What does this all have to say about Stephen Strasburg and the Nats decision to shut him down? Not much - and that's my point. The data and evidence we have at our fingertips suggests that nobody really understands what increases injury risks for pitchers.** All we know is that lots of pitchers get hurt, and they hurt their arms more frequently and severely than the general population.

** I'll admit this is a bit of an overstatement. There is probably something to pitch counts, as this longform article on Grantland about Strasburg suggests. I'm not sold on the strict pitch counts many teams use these days though.

What exactly are the Nationals accomplishing by shutting Strasburg down? Nobody can argue that his injury risk went down, but I would argue that pitching in general is risky. I am not convinced that the next few months were going to tack on much, if any, additional risk above what simply exists when a person decides to pitch competitively.

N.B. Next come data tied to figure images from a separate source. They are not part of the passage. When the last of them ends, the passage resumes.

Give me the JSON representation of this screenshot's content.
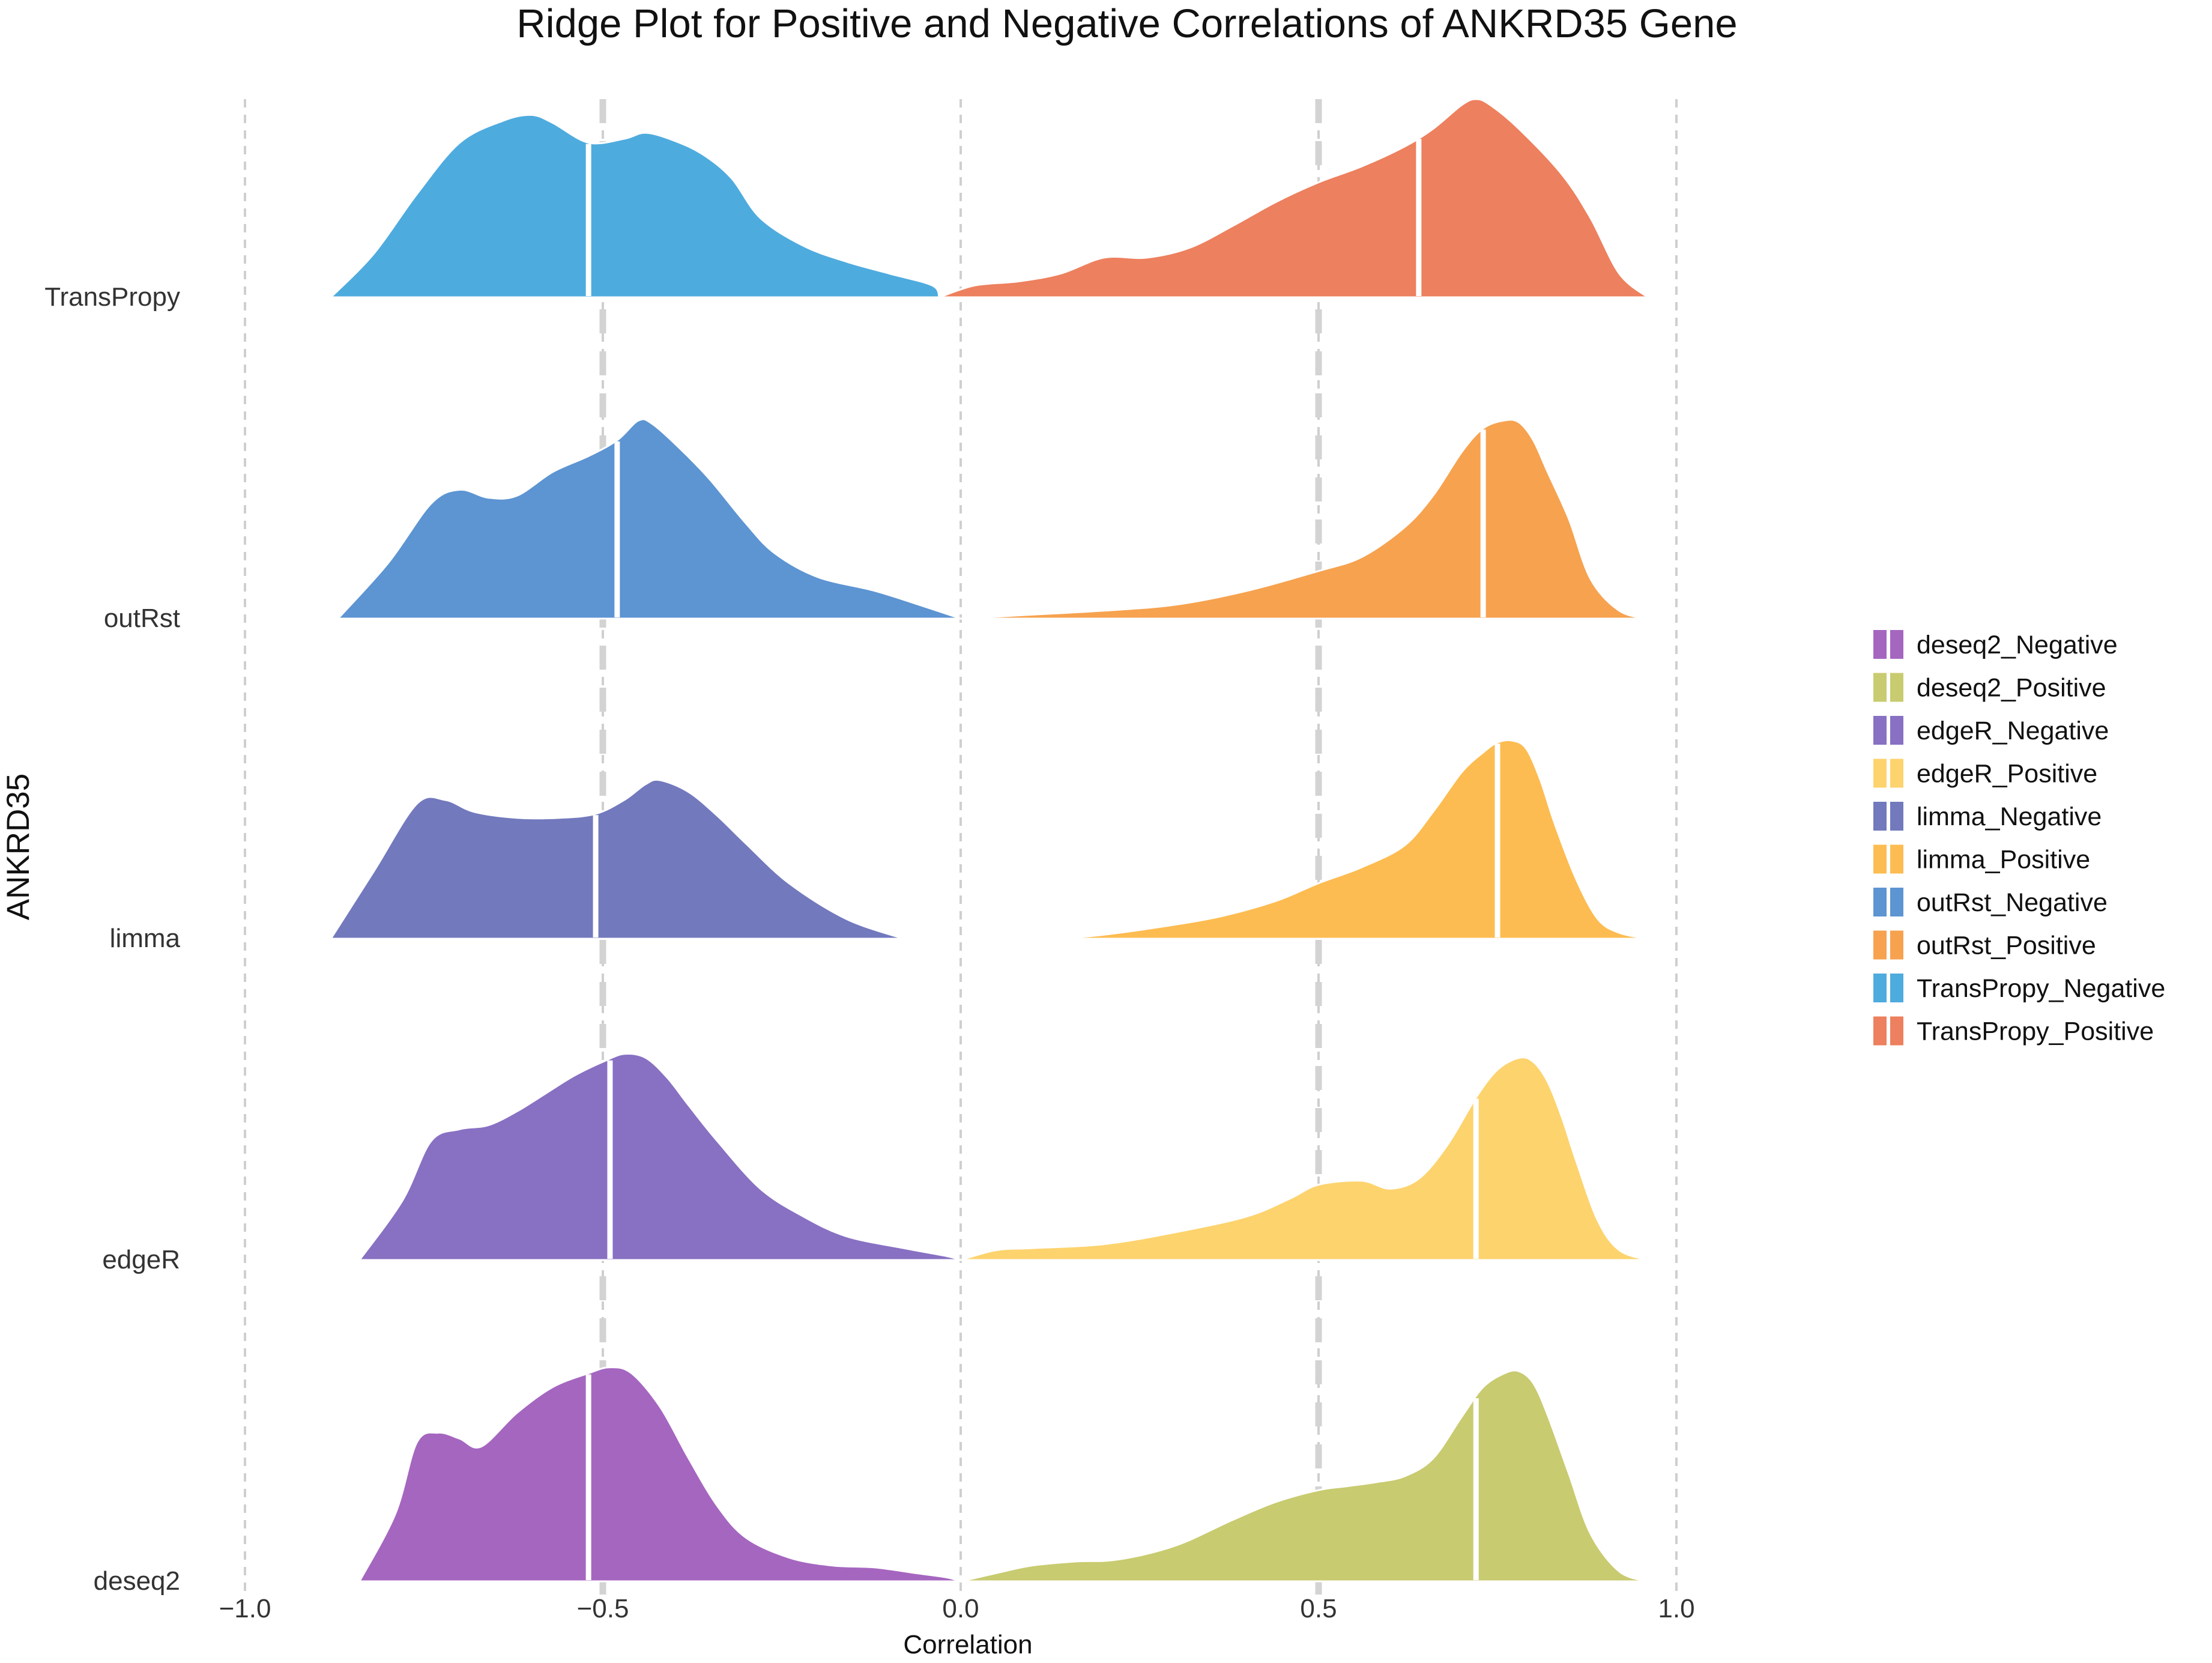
{
  "chart_data": {
    "type": "ridge",
    "title": "Ridge Plot for Positive and Negative Correlations of ANKRD35 Gene",
    "xlabel": "Correlation",
    "ylabel": "ANKRD35",
    "xlim": [
      -1.0,
      1.0
    ],
    "x_ticks": [
      "−1.0",
      "−0.5",
      "0.0",
      "0.5",
      "1.0"
    ],
    "x_tick_values": [
      -1.0,
      -0.5,
      0.0,
      0.5,
      1.0
    ],
    "reference_lines": [
      {
        "x": -0.5,
        "style": "dashed-bold"
      },
      {
        "x": 0.5,
        "style": "dashed-bold"
      }
    ],
    "grid": "vertical dashed",
    "legend_position": "right",
    "categories": [
      "deseq2",
      "edgeR",
      "limma",
      "outRst",
      "TransPropy"
    ],
    "series": [
      {
        "name": "TransPropy_Negative",
        "category": "TransPropy",
        "color": "#4EABDE",
        "median": -0.52,
        "x": [
          -0.88,
          -0.82,
          -0.76,
          -0.7,
          -0.64,
          -0.6,
          -0.57,
          -0.52,
          -0.47,
          -0.44,
          -0.4,
          -0.36,
          -0.32,
          -0.28,
          -0.22,
          -0.16,
          -0.1,
          -0.04,
          -0.03
        ],
        "y": [
          0.0,
          0.22,
          0.52,
          0.78,
          0.89,
          0.92,
          0.88,
          0.78,
          0.8,
          0.83,
          0.79,
          0.72,
          0.6,
          0.4,
          0.26,
          0.18,
          0.12,
          0.06,
          0.0
        ]
      },
      {
        "name": "TransPropy_Positive",
        "category": "TransPropy",
        "color": "#ED805E",
        "median": 0.64,
        "x": [
          -0.03,
          0.02,
          0.08,
          0.14,
          0.2,
          0.26,
          0.32,
          0.38,
          0.44,
          0.5,
          0.56,
          0.62,
          0.66,
          0.7,
          0.72,
          0.74,
          0.78,
          0.84,
          0.88,
          0.92,
          0.96
        ],
        "y": [
          0.0,
          0.06,
          0.08,
          0.12,
          0.2,
          0.2,
          0.25,
          0.36,
          0.48,
          0.58,
          0.66,
          0.76,
          0.85,
          0.97,
          1.0,
          0.97,
          0.85,
          0.62,
          0.4,
          0.12,
          0.0
        ]
      },
      {
        "name": "outRst_Negative",
        "category": "outRst",
        "color": "#5D94D2",
        "median": -0.48,
        "x": [
          -0.87,
          -0.8,
          -0.74,
          -0.7,
          -0.66,
          -0.62,
          -0.57,
          -0.52,
          -0.48,
          -0.45,
          -0.43,
          -0.39,
          -0.35,
          -0.3,
          -0.26,
          -0.2,
          -0.12,
          -0.05,
          0.0
        ],
        "y": [
          0.0,
          0.28,
          0.58,
          0.65,
          0.61,
          0.62,
          0.74,
          0.82,
          0.9,
          1.0,
          0.98,
          0.85,
          0.7,
          0.48,
          0.33,
          0.21,
          0.14,
          0.06,
          0.0
        ]
      },
      {
        "name": "outRst_Positive",
        "category": "outRst",
        "color": "#F6A24F",
        "median": 0.73,
        "x": [
          0.0,
          0.05,
          0.1,
          0.2,
          0.3,
          0.4,
          0.5,
          0.56,
          0.62,
          0.66,
          0.7,
          0.73,
          0.76,
          0.78,
          0.8,
          0.82,
          0.85,
          0.88,
          0.92,
          0.96
        ],
        "y": [
          0.0,
          0.01,
          0.02,
          0.04,
          0.07,
          0.14,
          0.24,
          0.31,
          0.46,
          0.62,
          0.84,
          0.96,
          1.0,
          0.99,
          0.9,
          0.74,
          0.5,
          0.2,
          0.04,
          0.0
        ]
      },
      {
        "name": "limma_Negative",
        "category": "limma",
        "color": "#7279BD",
        "median": -0.51,
        "x": [
          -0.88,
          -0.82,
          -0.76,
          -0.72,
          -0.68,
          -0.62,
          -0.56,
          -0.51,
          -0.47,
          -0.44,
          -0.42,
          -0.38,
          -0.34,
          -0.3,
          -0.24,
          -0.16,
          -0.08
        ],
        "y": [
          0.0,
          0.34,
          0.68,
          0.7,
          0.64,
          0.61,
          0.61,
          0.63,
          0.7,
          0.78,
          0.8,
          0.74,
          0.62,
          0.48,
          0.28,
          0.1,
          0.0
        ]
      },
      {
        "name": "limma_Positive",
        "category": "limma",
        "color": "#FDBC51",
        "median": 0.75,
        "x": [
          0.14,
          0.2,
          0.28,
          0.36,
          0.44,
          0.5,
          0.56,
          0.62,
          0.66,
          0.7,
          0.73,
          0.75,
          0.77,
          0.79,
          0.81,
          0.83,
          0.86,
          0.89,
          0.92,
          0.96
        ],
        "y": [
          0.0,
          0.02,
          0.06,
          0.11,
          0.19,
          0.28,
          0.36,
          0.47,
          0.64,
          0.84,
          0.94,
          0.99,
          1.0,
          0.96,
          0.8,
          0.58,
          0.3,
          0.1,
          0.03,
          0.0
        ]
      },
      {
        "name": "edgeR_Negative",
        "category": "edgeR",
        "color": "#8870C3",
        "median": -0.49,
        "x": [
          -0.84,
          -0.78,
          -0.74,
          -0.7,
          -0.66,
          -0.62,
          -0.58,
          -0.54,
          -0.5,
          -0.47,
          -0.44,
          -0.41,
          -0.38,
          -0.34,
          -0.28,
          -0.22,
          -0.16,
          -0.08,
          -0.02,
          0.0
        ],
        "y": [
          0.0,
          0.3,
          0.6,
          0.66,
          0.68,
          0.75,
          0.84,
          0.93,
          1.0,
          1.04,
          1.02,
          0.92,
          0.78,
          0.6,
          0.36,
          0.22,
          0.12,
          0.06,
          0.02,
          0.0
        ]
      },
      {
        "name": "edgeR_Positive",
        "category": "edgeR",
        "color": "#FDD36E",
        "median": 0.72,
        "x": [
          0.0,
          0.05,
          0.1,
          0.2,
          0.3,
          0.4,
          0.46,
          0.5,
          0.56,
          0.6,
          0.64,
          0.68,
          0.72,
          0.75,
          0.78,
          0.8,
          0.82,
          0.84,
          0.86,
          0.89,
          0.92,
          0.96
        ],
        "y": [
          0.0,
          0.05,
          0.06,
          0.08,
          0.14,
          0.22,
          0.31,
          0.38,
          0.4,
          0.36,
          0.41,
          0.58,
          0.82,
          0.96,
          1.02,
          1.0,
          0.9,
          0.72,
          0.5,
          0.2,
          0.05,
          0.0
        ]
      },
      {
        "name": "deseq2_Negative",
        "category": "deseq2",
        "color": "#A566C0",
        "median": -0.52,
        "x": [
          -0.84,
          -0.79,
          -0.76,
          -0.73,
          -0.7,
          -0.67,
          -0.62,
          -0.57,
          -0.52,
          -0.49,
          -0.46,
          -0.42,
          -0.38,
          -0.34,
          -0.3,
          -0.24,
          -0.18,
          -0.12,
          -0.06,
          -0.02,
          0.0
        ],
        "y": [
          0.0,
          0.34,
          0.7,
          0.75,
          0.72,
          0.68,
          0.85,
          0.98,
          1.05,
          1.08,
          1.05,
          0.88,
          0.62,
          0.38,
          0.22,
          0.12,
          0.08,
          0.07,
          0.04,
          0.02,
          0.0
        ]
      },
      {
        "name": "deseq2_Positive",
        "category": "deseq2",
        "color": "#C8CB6F",
        "median": 0.72,
        "x": [
          0.0,
          0.06,
          0.1,
          0.16,
          0.22,
          0.3,
          0.38,
          0.44,
          0.5,
          0.54,
          0.58,
          0.62,
          0.66,
          0.7,
          0.73,
          0.76,
          0.78,
          0.8,
          0.82,
          0.85,
          0.88,
          0.92,
          0.96
        ],
        "y": [
          0.0,
          0.05,
          0.08,
          0.1,
          0.11,
          0.18,
          0.31,
          0.4,
          0.46,
          0.48,
          0.5,
          0.53,
          0.62,
          0.83,
          0.98,
          1.05,
          1.06,
          1.0,
          0.84,
          0.54,
          0.24,
          0.05,
          0.0
        ]
      }
    ],
    "legend": [
      {
        "label": "deseq2_Negative",
        "color": "#A566C0"
      },
      {
        "label": "deseq2_Positive",
        "color": "#C8CB6F"
      },
      {
        "label": "edgeR_Negative",
        "color": "#8870C3"
      },
      {
        "label": "edgeR_Positive",
        "color": "#FDD36E"
      },
      {
        "label": "limma_Negative",
        "color": "#7279BD"
      },
      {
        "label": "limma_Positive",
        "color": "#FDBC51"
      },
      {
        "label": "outRst_Negative",
        "color": "#5D94D2"
      },
      {
        "label": "outRst_Positive",
        "color": "#F6A24F"
      },
      {
        "label": "TransPropy_Negative",
        "color": "#4EABDE"
      },
      {
        "label": "TransPropy_Positive",
        "color": "#ED805E"
      }
    ]
  }
}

There will be a day where the human body is understood much better and teams will understand injury risks with much more precision than we do now. That's just the trajectory of medical knowledge. It would not surprise me if the Nats decision to shut down Strasburg becomes a symbol for the ignorance of this time. It might feel good to "play it safe" with Strasburg in today's baseball culture, but I would want some sound reasoning before I shut down my star pitcher in the heart of a pennant chase. There is none to be found.